There's no way around it, smoking is bad for you. On top of the negative health effects, smoking also strains our economy. In fact, current estimates suggest $100 billion health care dollars could be saved each year by reducing the number of smokers. So to offer some food for thought for any smokers out there, I wanted to share some of my recent findings. First, I came across some interesting statistics that I wanted to share (from Science Progress):
19.8 percent of adults in the United States (43.4 million people) were current smokers in 2007.
30 percent of all cancer deaths involve smoking as the primary cause.
443,000 people died prematurely every year as a result of smoking and exposure to tobacco smoke during the period between 2000 and 2004.
During that same period, smoking caused $98 billion in productivity losses each year.
For every person who dies of a smoking-related disease, 20 more people suffer with at least one serious illness from smoking.
20 percent of high school students were smokers in 2007.

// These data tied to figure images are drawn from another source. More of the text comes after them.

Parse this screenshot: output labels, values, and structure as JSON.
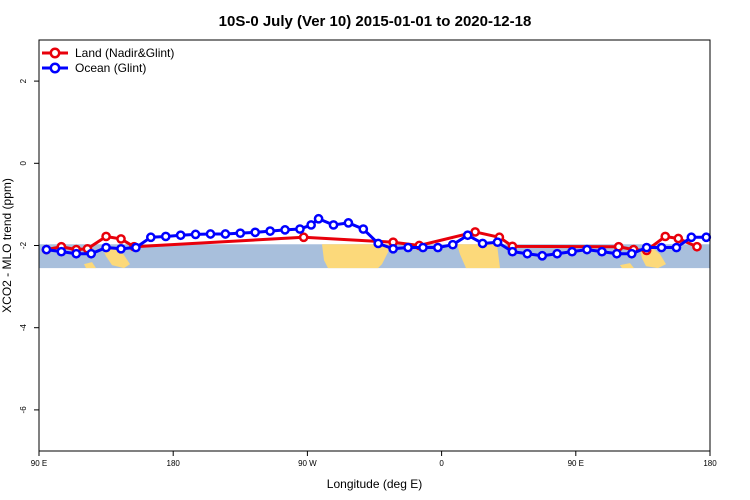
{
  "chart_data": {
    "type": "line",
    "title": "10S-0 July (Ver 10)   2015-01-01 to 2020-12-18",
    "xlabel": "Longitude (deg E)",
    "ylabel": "XCO2 - MLO trend (ppm)",
    "xlim": [
      90,
      450
    ],
    "ylim": [
      -7,
      3
    ],
    "x_ticks": [
      {
        "value": 90,
        "label": "90 E"
      },
      {
        "value": 162,
        "label": "180"
      },
      {
        "value": 234,
        "label": "90 W"
      },
      {
        "value": 306,
        "label": "0"
      },
      {
        "value": 378,
        "label": "90 E"
      },
      {
        "value": 450,
        "label": "180"
      }
    ],
    "y_ticks": [
      {
        "value": 2,
        "label": "2"
      },
      {
        "value": 0,
        "label": "0"
      },
      {
        "value": -2,
        "label": "-2"
      },
      {
        "value": -4,
        "label": "-4"
      },
      {
        "value": -6,
        "label": "-6"
      }
    ],
    "grid": false,
    "legend_position": "top-left",
    "map_strip": {
      "y_top": -1.97,
      "y_bottom": -2.55,
      "ocean_color": "#a8bfdc",
      "land_color": "#fcd97a"
    },
    "series": [
      {
        "name": "Land (Nadir&Glint)",
        "color": "#e8000b",
        "x": [
          94,
          102,
          110,
          116,
          126,
          134,
          141,
          232,
          280,
          294,
          324,
          337,
          344,
          401,
          409,
          416,
          426,
          433,
          443
        ],
        "y": [
          -2.1,
          -2.03,
          -2.1,
          -2.08,
          -1.78,
          -1.84,
          -2.03,
          -1.8,
          -1.92,
          -2.0,
          -1.67,
          -1.8,
          -2.02,
          -2.03,
          -2.1,
          -2.12,
          -1.78,
          -1.83,
          -2.03
        ]
      },
      {
        "name": "Ocean (Glint)",
        "color": "#0000ff",
        "x": [
          94,
          102,
          110,
          118,
          126,
          134,
          142,
          150,
          158,
          166,
          174,
          182,
          190,
          198,
          206,
          214,
          222,
          230,
          236,
          240,
          248,
          256,
          264,
          272,
          280,
          288,
          296,
          304,
          312,
          320,
          328,
          336,
          344,
          352,
          360,
          368,
          376,
          384,
          392,
          400,
          408,
          416,
          424,
          432,
          440,
          448
        ],
        "y": [
          -2.1,
          -2.15,
          -2.2,
          -2.2,
          -2.05,
          -2.08,
          -2.05,
          -1.8,
          -1.78,
          -1.75,
          -1.73,
          -1.72,
          -1.72,
          -1.7,
          -1.68,
          -1.65,
          -1.62,
          -1.6,
          -1.5,
          -1.35,
          -1.5,
          -1.45,
          -1.6,
          -1.95,
          -2.08,
          -2.05,
          -2.05,
          -2.05,
          -1.98,
          -1.75,
          -1.95,
          -1.92,
          -2.15,
          -2.2,
          -2.25,
          -2.2,
          -2.15,
          -2.1,
          -2.15,
          -2.2,
          -2.2,
          -2.05,
          -2.05,
          -2.05,
          -1.8,
          -1.8
        ]
      }
    ]
  }
}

3,600 people between the ages of 12 and 17 pick up smoking everyday.
I also found an interesting study that discussed the paradox of nicotine use: Users are thin and have low body fat, but are at an increased risk of cardiovascular disease. So what is it in cigarettes/nicotine that's causing heart problems? A research group at Charles Drew University investigated the effects of giving nicotine to mice. Although the mice lost weight and ate less than the control animals, the nicotine-fed mice developed insulin resistance, which is a precursor to diabetes, and may explain the increased development of heart disease in nicotine users.